Riley’s Rule is a bill aimed at making sure school officials are prepared for the worst – athletes’ injuries at games and practices.
The bill is named after Riley Boatwright. In 2019, Riley went down on the field, suffering a traumatic brain injury. Medical help was not immediate and Riley passed away at a hospital hours later.
“I’m pretty confident that if medical care would have been quicker, then we definitely would have had a better chance,” said Natalie Boatwright, Riley’s sister.
Three years earlier, in 2016, a similar story for Oske Lowe’s family. Lowe excused himself from his Holdenville football game after complaining of a headache; he had suffered a life-changing head injury.
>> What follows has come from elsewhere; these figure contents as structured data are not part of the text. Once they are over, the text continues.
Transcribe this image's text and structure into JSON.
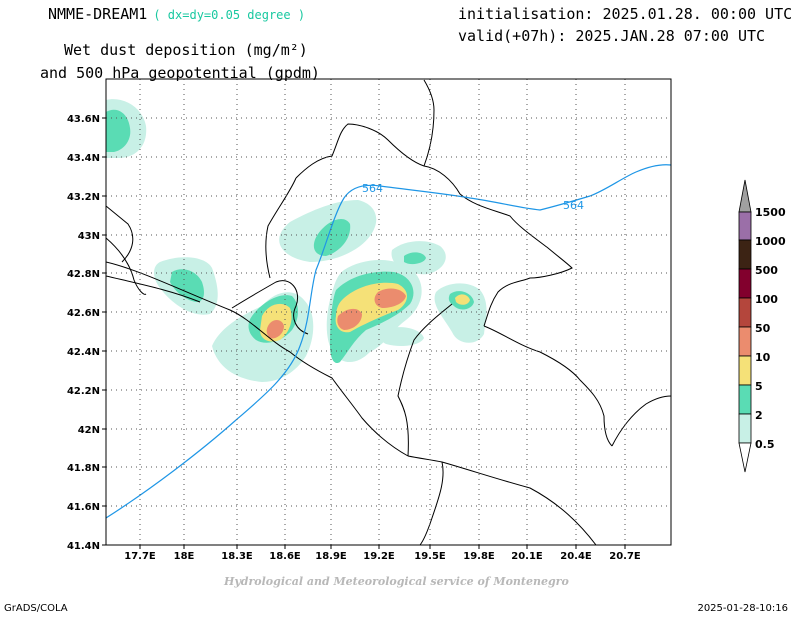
{
  "header": {
    "model": "NMME-DREAM1",
    "resolution": "( dx=dy=0.05 degree )",
    "title_line1": "Wet dust deposition (mg/m²)",
    "title_line2": "and 500 hPa geopotential (gpdm)",
    "initialisation": "initialisation: 2025.01.28. 00:00 UTC",
    "valid": "valid(+07h): 2025.JAN.28 07:00 UTC"
  },
  "map": {
    "lon_ticks": [
      "17.7E",
      "18E",
      "18.3E",
      "18.6E",
      "18.9E",
      "19.2E",
      "19.5E",
      "19.8E",
      "20.1E",
      "20.4E",
      "20.7E"
    ],
    "lat_ticks": [
      "43.6N",
      "43.4N",
      "43.2N",
      "43N",
      "42.8N",
      "42.6N",
      "42.4N",
      "42.2N",
      "42N",
      "41.8N",
      "41.6N",
      "41.4N"
    ],
    "lon_range": [
      17.52,
      20.96
    ],
    "lat_range": [
      41.4,
      43.74
    ],
    "contour_labels": [
      "564",
      "564"
    ],
    "contour_color": "#1e96e6"
  },
  "legend": {
    "labels": [
      "1500",
      "1000",
      "500",
      "100",
      "50",
      "10",
      "5",
      "2",
      "0.5"
    ],
    "colors": [
      "#a0a0a0",
      "#9b6fa8",
      "#3c2314",
      "#82002d",
      "#b4463c",
      "#eb8c6e",
      "#f5e178",
      "#5adcb4",
      "#c8f0e6"
    ]
  },
  "footer": {
    "credit": "Hydrological and Meteorological service of Montenegro",
    "left": "GrADS/COLA",
    "right": "2025-01-28-10:16"
  }
}
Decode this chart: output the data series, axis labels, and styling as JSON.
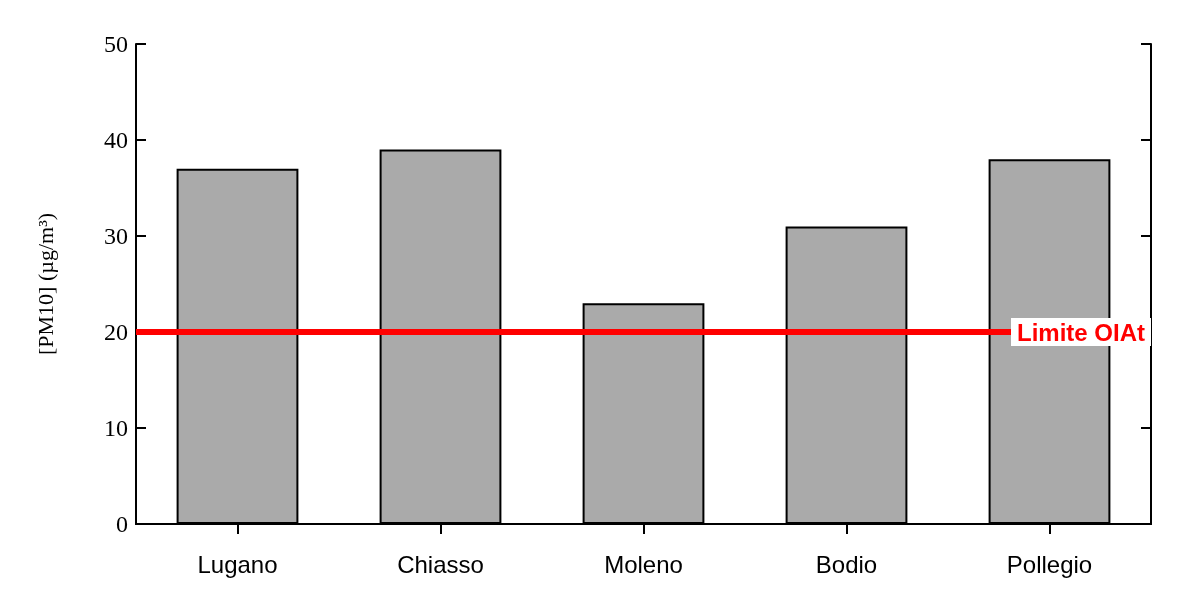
{
  "chart_data": {
    "type": "bar",
    "ylabel": "[PM10] (µg/m³)",
    "categories": [
      "Lugano",
      "Chiasso",
      "Moleno",
      "Bodio",
      "Pollegio"
    ],
    "values": [
      37,
      39,
      23,
      31,
      38
    ],
    "color": "#aaaaaa",
    "ylim": [
      0,
      50
    ],
    "yticks": [
      0,
      10,
      20,
      30,
      40,
      50
    ],
    "grid": false,
    "ref_lines": [
      {
        "axis": "y",
        "value": 20,
        "label": "Limite OIAt",
        "color": "#ff0000"
      }
    ]
  }
}
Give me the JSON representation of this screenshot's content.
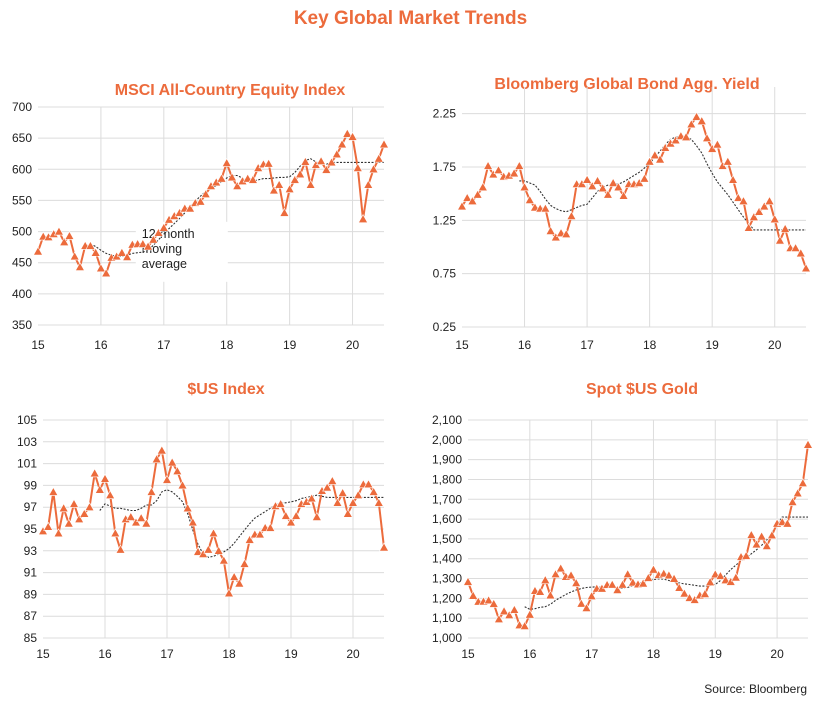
{
  "page_title": "Key Global Market Trends",
  "source": "Source: Bloomberg",
  "chart_data": [
    {
      "id": "msci",
      "type": "line",
      "title": "MSCI All-Country Equity Index",
      "xlabel": "",
      "ylabel": "",
      "x_start": 15,
      "x_step_months": 1,
      "xlim": [
        15,
        20.5
      ],
      "xticks": [
        "15",
        "16",
        "17",
        "18",
        "19",
        "20"
      ],
      "ylim": [
        350,
        700
      ],
      "yticks": [
        "350",
        "400",
        "450",
        "500",
        "550",
        "600",
        "650",
        "700"
      ],
      "ytick_values": [
        350,
        400,
        450,
        500,
        550,
        600,
        650,
        700
      ],
      "grid": true,
      "annotation": [
        "12-month",
        "moving",
        "average"
      ],
      "series": [
        {
          "name": "MSCI All-Country Equity Index",
          "marker": "triangle",
          "color": "#ec6b3c",
          "values": [
            468,
            492,
            491,
            496,
            500,
            483,
            493,
            460,
            443,
            477,
            477,
            466,
            441,
            433,
            458,
            460,
            466,
            459,
            479,
            480,
            480,
            476,
            487,
            498,
            506,
            519,
            525,
            530,
            537,
            537,
            546,
            548,
            560,
            573,
            579,
            585,
            610,
            587,
            573,
            581,
            585,
            583,
            602,
            608,
            609,
            566,
            575,
            530,
            568,
            583,
            592,
            612,
            575,
            607,
            613,
            599,
            611,
            624,
            640,
            657,
            652,
            602,
            520,
            575,
            600,
            617,
            640
          ]
        },
        {
          "name": "12-month moving average",
          "style": "dotted",
          "color": "#333333",
          "start_index": 10,
          "values": [
            480,
            476,
            470,
            465,
            462,
            460,
            460,
            462,
            465,
            466,
            467,
            470,
            478,
            487,
            496,
            505,
            513,
            521,
            530,
            540,
            549,
            557,
            564,
            569,
            574,
            580,
            586,
            590,
            590,
            586,
            580,
            581,
            583,
            585,
            585,
            586,
            587,
            587,
            588,
            595,
            605,
            614,
            617,
            612,
            608,
            608,
            611,
            611,
            611,
            611,
            611,
            611,
            611,
            611,
            611,
            611,
            611
          ]
        }
      ]
    },
    {
      "id": "bond",
      "type": "line",
      "title": "Bloomberg Global Bond Agg. Yield",
      "xlabel": "",
      "ylabel": "",
      "x_start": 15,
      "x_step_months": 1,
      "xlim": [
        15,
        20.5
      ],
      "xticks": [
        "15",
        "16",
        "17",
        "18",
        "19",
        "20"
      ],
      "ylim": [
        0.25,
        2.5
      ],
      "yticks": [
        "0.25",
        "0.75",
        "1.25",
        "1.75",
        "2.25"
      ],
      "ytick_values": [
        0.25,
        0.75,
        1.25,
        1.75,
        2.25
      ],
      "grid": true,
      "series": [
        {
          "name": "Bloomberg Global Bond Agg. Yield",
          "marker": "triangle",
          "color": "#ec6b3c",
          "values": [
            1.38,
            1.46,
            1.43,
            1.49,
            1.56,
            1.76,
            1.68,
            1.72,
            1.66,
            1.67,
            1.69,
            1.76,
            1.56,
            1.44,
            1.37,
            1.36,
            1.36,
            1.15,
            1.09,
            1.13,
            1.12,
            1.29,
            1.59,
            1.59,
            1.63,
            1.57,
            1.62,
            1.55,
            1.49,
            1.6,
            1.56,
            1.48,
            1.59,
            1.59,
            1.6,
            1.64,
            1.8,
            1.86,
            1.82,
            1.93,
            1.97,
            2.0,
            2.04,
            2.03,
            2.15,
            2.22,
            2.18,
            2.02,
            1.92,
            1.96,
            1.76,
            1.8,
            1.63,
            1.46,
            1.43,
            1.18,
            1.28,
            1.33,
            1.38,
            1.43,
            1.26,
            1.06,
            1.17,
            0.99,
            0.99,
            0.94,
            0.8
          ]
        },
        {
          "name": "12-month moving average",
          "style": "dotted",
          "color": "#333333",
          "start_index": 11,
          "values": [
            1.62,
            1.62,
            1.6,
            1.58,
            1.52,
            1.45,
            1.39,
            1.36,
            1.34,
            1.33,
            1.35,
            1.37,
            1.39,
            1.4,
            1.46,
            1.52,
            1.56,
            1.58,
            1.59,
            1.59,
            1.61,
            1.64,
            1.67,
            1.7,
            1.74,
            1.78,
            1.84,
            1.9,
            1.96,
            2.01,
            2.03,
            2.03,
            2.03,
            2.01,
            1.95,
            1.88,
            1.78,
            1.69,
            1.61,
            1.55,
            1.49,
            1.42,
            1.35,
            1.28,
            1.22,
            1.16,
            1.16,
            1.16,
            1.16,
            1.16,
            1.16,
            1.16,
            1.16,
            1.16,
            1.16,
            1.16
          ]
        }
      ]
    },
    {
      "id": "usd",
      "type": "line",
      "title": "$US Index",
      "xlabel": "",
      "ylabel": "",
      "x_start": 15,
      "x_step_months": 1,
      "xlim": [
        15,
        20.5
      ],
      "xticks": [
        "15",
        "16",
        "17",
        "18",
        "19",
        "20"
      ],
      "ylim": [
        85,
        105
      ],
      "yticks": [
        "85",
        "87",
        "89",
        "91",
        "93",
        "95",
        "97",
        "99",
        "101",
        "103",
        "105"
      ],
      "ytick_values": [
        85,
        87,
        89,
        91,
        93,
        95,
        97,
        99,
        101,
        103,
        105
      ],
      "grid": true,
      "series": [
        {
          "name": "$US Index",
          "marker": "triangle",
          "color": "#ec6b3c",
          "values": [
            94.8,
            95.2,
            98.4,
            94.6,
            96.9,
            95.5,
            97.3,
            95.9,
            96.4,
            97.0,
            100.1,
            98.6,
            99.6,
            98.1,
            94.6,
            93.1,
            95.9,
            96.1,
            95.6,
            96.0,
            95.5,
            98.4,
            101.4,
            102.2,
            99.5,
            101.1,
            100.3,
            99.0,
            96.9,
            95.6,
            92.9,
            92.7,
            93.1,
            94.6,
            93.0,
            92.1,
            89.1,
            90.6,
            90.0,
            91.8,
            94.0,
            94.5,
            94.5,
            95.1,
            95.1,
            97.1,
            97.3,
            96.2,
            95.6,
            96.2,
            97.3,
            97.5,
            97.8,
            96.1,
            98.5,
            98.8,
            99.4,
            97.4,
            98.3,
            96.4,
            97.4,
            98.1,
            99.1,
            99.1,
            98.4,
            97.4,
            93.3
          ]
        },
        {
          "name": "12-month moving average",
          "style": "dotted",
          "color": "#333333",
          "start_index": 11,
          "values": [
            96.7,
            97.3,
            97.1,
            96.9,
            96.9,
            96.8,
            96.7,
            96.7,
            96.9,
            97.2,
            97.2,
            97.6,
            98.4,
            98.6,
            98.4,
            98.0,
            97.5,
            96.4,
            94.9,
            93.6,
            92.7,
            92.4,
            92.5,
            92.7,
            92.9,
            93.2,
            93.7,
            94.3,
            94.9,
            95.5,
            96.0,
            96.3,
            96.6,
            96.9,
            97.2,
            97.4,
            97.4,
            97.5,
            97.6,
            97.8,
            97.9,
            98.0,
            98.1,
            98.0,
            97.9,
            97.9,
            97.9,
            97.9,
            97.9,
            97.9,
            97.9,
            97.9,
            97.9,
            97.9,
            97.9,
            97.9
          ]
        }
      ]
    },
    {
      "id": "gold",
      "type": "line",
      "title": "Spot $US Gold",
      "xlabel": "",
      "ylabel": "",
      "x_start": 15,
      "x_step_months": 1,
      "xlim": [
        15,
        20.5
      ],
      "xticks": [
        "15",
        "16",
        "17",
        "18",
        "19",
        "20"
      ],
      "ylim": [
        1000,
        2100
      ],
      "yticks": [
        "1,000",
        "1,100",
        "1,200",
        "1,300",
        "1,400",
        "1,500",
        "1,600",
        "1,700",
        "1,800",
        "1,900",
        "2,000",
        "2,100"
      ],
      "ytick_values": [
        1000,
        1100,
        1200,
        1300,
        1400,
        1500,
        1600,
        1700,
        1800,
        1900,
        2000,
        2100
      ],
      "grid": true,
      "series": [
        {
          "name": "Spot $US Gold",
          "marker": "triangle",
          "color": "#ec6b3c",
          "values": [
            1283,
            1213,
            1183,
            1184,
            1190,
            1172,
            1095,
            1135,
            1115,
            1142,
            1065,
            1060,
            1118,
            1238,
            1233,
            1292,
            1215,
            1322,
            1351,
            1309,
            1316,
            1277,
            1173,
            1151,
            1211,
            1249,
            1249,
            1268,
            1269,
            1242,
            1269,
            1322,
            1280,
            1271,
            1275,
            1303,
            1345,
            1318,
            1325,
            1316,
            1299,
            1253,
            1224,
            1202,
            1192,
            1215,
            1222,
            1282,
            1321,
            1313,
            1292,
            1283,
            1305,
            1409,
            1414,
            1520,
            1472,
            1512,
            1464,
            1518,
            1577,
            1585,
            1577,
            1686,
            1730,
            1781,
            1975
          ]
        },
        {
          "name": "12-month moving average",
          "style": "dotted",
          "color": "#333333",
          "start_index": 11,
          "values": [
            1158,
            1145,
            1148,
            1155,
            1158,
            1170,
            1190,
            1205,
            1220,
            1232,
            1242,
            1250,
            1255,
            1257,
            1258,
            1258,
            1258,
            1255,
            1252,
            1250,
            1255,
            1265,
            1275,
            1282,
            1290,
            1295,
            1298,
            1297,
            1290,
            1282,
            1278,
            1273,
            1270,
            1266,
            1262,
            1262,
            1265,
            1270,
            1290,
            1318,
            1345,
            1368,
            1388,
            1406,
            1425,
            1445,
            1467,
            1495,
            1530,
            1570,
            1610,
            1610,
            1610,
            1610,
            1610,
            1610
          ]
        }
      ]
    }
  ]
}
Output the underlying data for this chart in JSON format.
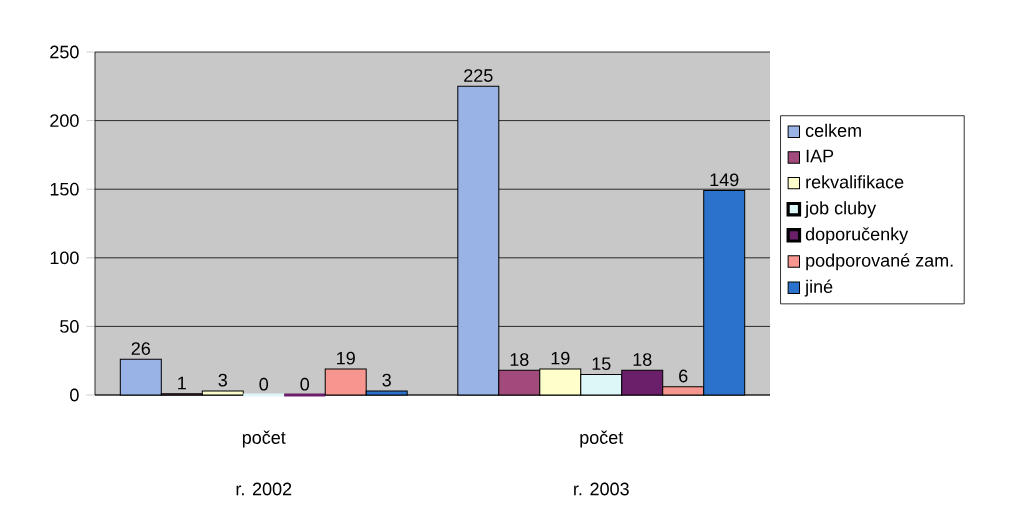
{
  "chart_data": {
    "type": "bar",
    "categories": [
      "počet",
      "počet"
    ],
    "series": [
      {
        "name": "celkem",
        "color": "#99b3e6",
        "values": [
          26,
          225
        ]
      },
      {
        "name": "IAP",
        "color": "#a34a7c",
        "values": [
          1,
          18
        ]
      },
      {
        "name": "rekvalifikace",
        "color": "#ffffcc",
        "values": [
          3,
          19
        ]
      },
      {
        "name": "job cluby",
        "color": "#ddf6f8",
        "values": [
          0,
          15
        ]
      },
      {
        "name": "doporučenky",
        "color": "#6b1f6b",
        "values": [
          0,
          18
        ]
      },
      {
        "name": "podporované zam.",
        "color": "#f7968e",
        "values": [
          19,
          6
        ]
      },
      {
        "name": "jiné",
        "color": "#2a72cc",
        "values": [
          3,
          149
        ]
      }
    ],
    "annotations": [
      "r. 2002",
      "r. 2003"
    ],
    "ylim": [
      0,
      250
    ],
    "yticks": [
      0,
      50,
      100,
      150,
      200,
      250
    ],
    "grid": "y",
    "legend": "right",
    "data_labels": true
  }
}
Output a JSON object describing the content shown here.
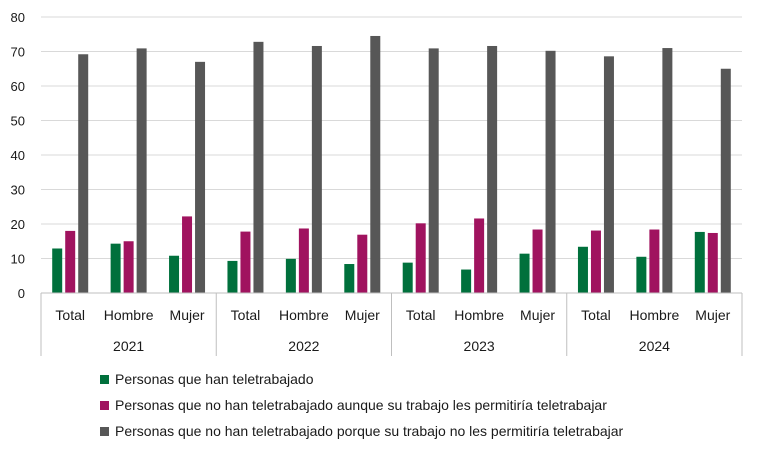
{
  "chart_data": {
    "type": "bar",
    "ylim": [
      0,
      80
    ],
    "yticks": [
      "0",
      "10",
      "20",
      "30",
      "40",
      "50",
      "60",
      "70",
      "80"
    ],
    "grid": true,
    "legend_position": "bottom",
    "groups": [
      {
        "label": "2021",
        "categories": [
          "Total",
          "Hombre",
          "Mujer"
        ]
      },
      {
        "label": "2022",
        "categories": [
          "Total",
          "Hombre",
          "Mujer"
        ]
      },
      {
        "label": "2023",
        "categories": [
          "Total",
          "Hombre",
          "Mujer"
        ]
      },
      {
        "label": "2024",
        "categories": [
          "Total",
          "Hombre",
          "Mujer"
        ]
      }
    ],
    "series": [
      {
        "name": "Personas que han teletrabajado",
        "color": "#00703c",
        "values": [
          12.9,
          14.3,
          10.8,
          9.3,
          9.9,
          8.4,
          8.8,
          6.8,
          11.4,
          13.4,
          10.5,
          17.7
        ]
      },
      {
        "name": "Personas que no han teletrabajado aunque su trabajo les permitiría teletrabajar",
        "color": "#a0135f",
        "values": [
          18.0,
          15.0,
          22.2,
          17.8,
          18.7,
          16.9,
          20.2,
          21.6,
          18.4,
          18.1,
          18.4,
          17.4
        ]
      },
      {
        "name": "Personas que no han teletrabajado porque su trabajo no les permitiría teletrabajar",
        "color": "#575757",
        "values": [
          69.2,
          70.9,
          67.0,
          72.8,
          71.6,
          74.5,
          70.9,
          71.6,
          70.2,
          68.6,
          71.0,
          65.0
        ]
      }
    ]
  }
}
His mom, Nancy Randall, is not sure if the outcome would have been different, but says any additional steps taken could have given her son a chance.
“I want the parents to be aware of what to look for. Make sure to talk to their child. Let them know that they need to speak up or tell someone when something isn’t right or they’re hurting,” Randall said.
Big steps are now being taken by the Oklahoma legislature to protect athletes in the future.
“This is so needed for our children and our safety,” said Senator Brenda Stanley.
Riley’s Rule forces school districts to make a plan, including maps, job assignments, lists of available medical equipment and the location of the nearest defibrillator.
It must be posted on the school website and has to be rehearsed by school officials and coaches before their seasons start.
“You just don’t think anything can happen on the field or on the court that you’re going to lose your child. My heart goes out to all those who have lost theirs,” Randall said.
The bill is expected to pass easily through the House on Thursday, then it would be up to Gov. Kevin Sstitt to sign it into law.